As the ceremony was unfolding, several hundreds of MST members were launching land seizures throughout the country, including the Pontal de Parapanema, the site of past bloody clashes between peasants and landowners.

Personal intervention. Lula has announced that he intends to intervene directly in negotiations with the MST, starting with a meeting in the presidential palace in July. Until now, the negotiations between the government and the MST have been handled by the minister of agricultural development, Miguel Rossetto.

The MST leadership was not receptive to the government's overtures. The MST's national coordinator, João Paulo Rodrigues, said that the pace of invasions would not slow. Rodrigues claims that no landless families had been given land since Lula took office: Rossetto immediately corrected him saying that 3,000 families had been awarded land and the government expected to resettle 7,000 this year, and expropriate 200,000 hectares of idle land.

Pressure from landowners. How much scope there will be for diplomacy is anyone's guess. The landowners are losing patience with what they see as an excessively tolerant attitude on the part of the authorities.

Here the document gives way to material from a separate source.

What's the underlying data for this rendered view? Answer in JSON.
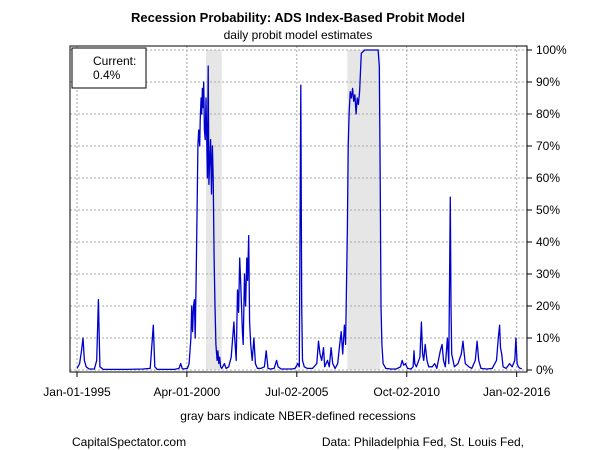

Last week, the president of the União Democrática Ruralista (UDR), Luiz Antônio Nabhan Garcia, called for the government to clamp down on the MST. Himself a victim of an MST squat in 1996, Nabhan Garcia -like the government- is particularly concerned about the growing MST camp at Pontal do Paranapanema, which now has 3,600 families living in it. The encampment, which is in the state of São Paulo and away from the main areas of MST activity in the northeast, was only set up on 25 May. The MST wants 5,000 families in the encampment by the end of July.

The MST claims that it simply wants to put pressure on the government to speed up agricultural reform. The UDR argues that the MST is not interested in reform, only in revolution.

The UDR is increasingly worried about the MST's move down from the poor northeast to the richer lands in the centre and south of the country in the states of Minas Gerais, Paraná and Mato Grosso do Sul.

It claims that the government may have missed its chance to take preventative action and that the confrontation may lead to conflict. It argues that these areas should be excluded from the government's agricultural reform policies. Instead, it suggests, the reforms should focus on Acre, Pará, and Maranhão.